Abbott’s comment is startling given recent events.

Earlier this month, Buddhist hardline group Bodu Bala Sena (BBS) clashed with Muslims in southern Sri Lanka. Despite openly inciting violence, BBS leader and ordained monk Galagoda-aththe Gnanasaara dared police to arrest him. The fact that they didn’t – or wouldn’t – highlights the culture of impunity in Sri Lanka which even the police are powerless to curb.

The monk’s threats are symbolic of political rough justice and a culture of torture and unaccountability that has plagued Sri Lankan law enforcement over the past few decades. It has given rise to three armed insurrections, numerous waves of communal violence, extrajudicial killing, abductions and torture.

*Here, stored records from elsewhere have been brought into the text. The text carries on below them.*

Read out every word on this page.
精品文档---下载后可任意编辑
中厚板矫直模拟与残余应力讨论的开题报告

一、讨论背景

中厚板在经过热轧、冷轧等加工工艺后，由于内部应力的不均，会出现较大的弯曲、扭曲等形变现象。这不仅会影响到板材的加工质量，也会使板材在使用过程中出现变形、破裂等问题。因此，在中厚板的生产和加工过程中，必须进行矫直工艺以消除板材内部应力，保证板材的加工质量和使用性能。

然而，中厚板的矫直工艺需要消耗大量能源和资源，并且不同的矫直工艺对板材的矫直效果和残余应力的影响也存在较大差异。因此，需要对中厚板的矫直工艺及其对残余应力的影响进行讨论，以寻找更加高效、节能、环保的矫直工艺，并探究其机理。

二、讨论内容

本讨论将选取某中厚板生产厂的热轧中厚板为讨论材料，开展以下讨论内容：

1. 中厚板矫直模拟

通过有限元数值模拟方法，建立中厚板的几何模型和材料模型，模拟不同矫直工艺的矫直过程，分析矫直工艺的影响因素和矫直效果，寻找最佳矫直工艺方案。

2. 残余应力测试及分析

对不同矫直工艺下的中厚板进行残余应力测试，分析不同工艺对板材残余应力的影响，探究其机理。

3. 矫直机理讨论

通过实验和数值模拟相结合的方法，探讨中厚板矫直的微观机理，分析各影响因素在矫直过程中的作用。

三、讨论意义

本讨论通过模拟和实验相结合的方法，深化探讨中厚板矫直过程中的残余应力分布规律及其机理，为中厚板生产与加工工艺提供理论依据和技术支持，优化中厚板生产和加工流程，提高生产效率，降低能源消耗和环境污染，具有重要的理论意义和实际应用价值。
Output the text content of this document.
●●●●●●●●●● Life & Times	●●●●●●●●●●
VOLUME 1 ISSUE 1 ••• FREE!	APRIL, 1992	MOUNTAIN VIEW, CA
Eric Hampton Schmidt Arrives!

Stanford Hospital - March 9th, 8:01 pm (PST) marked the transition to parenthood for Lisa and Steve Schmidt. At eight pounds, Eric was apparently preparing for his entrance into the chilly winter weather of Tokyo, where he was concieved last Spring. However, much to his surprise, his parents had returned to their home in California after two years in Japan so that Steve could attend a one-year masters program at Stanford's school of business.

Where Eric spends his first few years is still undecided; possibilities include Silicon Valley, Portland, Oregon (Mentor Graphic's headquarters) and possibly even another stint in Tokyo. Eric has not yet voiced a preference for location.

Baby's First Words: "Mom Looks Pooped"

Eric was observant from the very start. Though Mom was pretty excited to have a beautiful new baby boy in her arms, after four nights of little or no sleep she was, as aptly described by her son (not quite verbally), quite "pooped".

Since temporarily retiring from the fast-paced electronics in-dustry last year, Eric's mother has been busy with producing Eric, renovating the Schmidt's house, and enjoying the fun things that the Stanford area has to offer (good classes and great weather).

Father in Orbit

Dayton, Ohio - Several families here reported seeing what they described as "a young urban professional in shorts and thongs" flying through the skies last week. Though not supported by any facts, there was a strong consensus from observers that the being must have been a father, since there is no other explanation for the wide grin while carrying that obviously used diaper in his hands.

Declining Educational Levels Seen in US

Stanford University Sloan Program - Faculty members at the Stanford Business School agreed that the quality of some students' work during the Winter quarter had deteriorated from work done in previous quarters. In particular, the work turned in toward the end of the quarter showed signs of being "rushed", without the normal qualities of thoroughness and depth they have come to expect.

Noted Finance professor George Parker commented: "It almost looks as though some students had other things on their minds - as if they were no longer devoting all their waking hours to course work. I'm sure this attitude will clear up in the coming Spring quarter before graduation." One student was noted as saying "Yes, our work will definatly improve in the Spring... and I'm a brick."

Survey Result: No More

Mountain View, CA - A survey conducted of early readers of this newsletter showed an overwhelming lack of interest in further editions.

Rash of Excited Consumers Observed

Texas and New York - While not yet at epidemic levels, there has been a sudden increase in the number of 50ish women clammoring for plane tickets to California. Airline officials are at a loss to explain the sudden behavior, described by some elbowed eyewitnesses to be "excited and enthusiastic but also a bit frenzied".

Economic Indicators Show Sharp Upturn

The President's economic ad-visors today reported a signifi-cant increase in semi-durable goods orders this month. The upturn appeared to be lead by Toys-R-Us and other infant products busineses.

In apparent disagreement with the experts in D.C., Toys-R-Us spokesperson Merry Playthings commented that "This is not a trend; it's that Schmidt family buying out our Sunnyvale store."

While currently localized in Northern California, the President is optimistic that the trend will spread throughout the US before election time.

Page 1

Australia’s dogged support for Sri Lanka’s human rights record is however unsurprising in light of its own domestic political drama surrounding the government’s handling of two asylum seeker boats from Sri Lanka. On July 6, the Australian government handed 41 Sri Lankan asylum seekers back the Sri Lankan navy, at sea, off the coast of Batticaloa. Some were later charged under Sri Lankan emigration law.

The fate a second boatload of 153 asylum seekers hangs in the balance after the High Court granted an injunction against their transfer back to Sri Lankan authorities. The Tamil Refugee Council claims at least 11 people on this boat are seeking asylum after being tortured by Sri Lankan intelligence service personnel.

While the legal wrangle over the boat in limbo played out in Australia, immigration minister Scott Morrison was on a whirlwind tour of Sri Lanka. Morrison gifted two “customs boats” to the Sri Lankan navy and posed for photographs with Sri Lankan president Mahinda Rajapaksa and his brother, defence secretary Gotabhaya.

Morrison also met retired Major General GA Chandrasiri, the regional commander of Jaffna during the final stages of the war, who was later appointed Northern Province governor by president Rajapaksa. And yet for all his political mingling, Morrison did not meet any Tamil political or elected official, not even chief minister Visuvalingam Vigneswaran – a former Supreme Court judge and now one of Sri Lanka’s most prominent Tamil politicians.

Sri Lankan president Mahinda Rajapaksa’s (with maroon shawl) government has resisted a UN investigation into human rights abuses. EPA

Interestingly, the Abbott government’s policy of returning asylum seekers and donating boats to Sri Lanka to help block asylum seekers leaving the country has found an unlikely ally in former Labor foreign minister Bob Carr.

Carr has defended the policy, claiming the Australian High Commission in Sri Lanka had found no evidence that returned asylum seekers were mistreated during his tenure as foreign minister between March 2012 and September 2013. This is despite 53 legal scholars from 17 Australian universities having argued that returning asylum seekers to their country of origin “raises a real risk of refoulement”.

But Carr’s claim flies in the face of his own comments as foreign minister during Sri Lanka’s Universal Periodic Review in November 2012. Then, he demanded that Sri Lanka:

… take action to reduce and eliminate all cases of abductions and disappearances; and take action to reduce and eliminate all cases of abuse, torture or mistreatment by police and security forces.

Despite all of the evidence, Australians are now being asked to believe the violence has vanished and the threats are no longer present. What’s more, they are being asked to believe it on trust alone from Australian politicians with vested interests and a Sri Lankan government vehemently resistant to investigation.

Sri Lanka has openly declared it will not allow Pillay’s UN investigation. Its press is fearful of criticising the government and the Secretariat for NGOs, which falls under the remit of the powerful Defence Ministry, has effectively gagged all NGOs. It demanded they cease all “unauthorised activities” such as:

… press conferences, workshops, training for journalists, and dissemination of press releases which is beyond their mandate.

The irony is that this opposition to transparency and appropriate investigation merely serves to reinforce fears that violence and intimidation persists. And as a result and despite the Australian government’s cheering, the presumption of innocence is lost and the allegations of torture continue to enjoy legitimacy.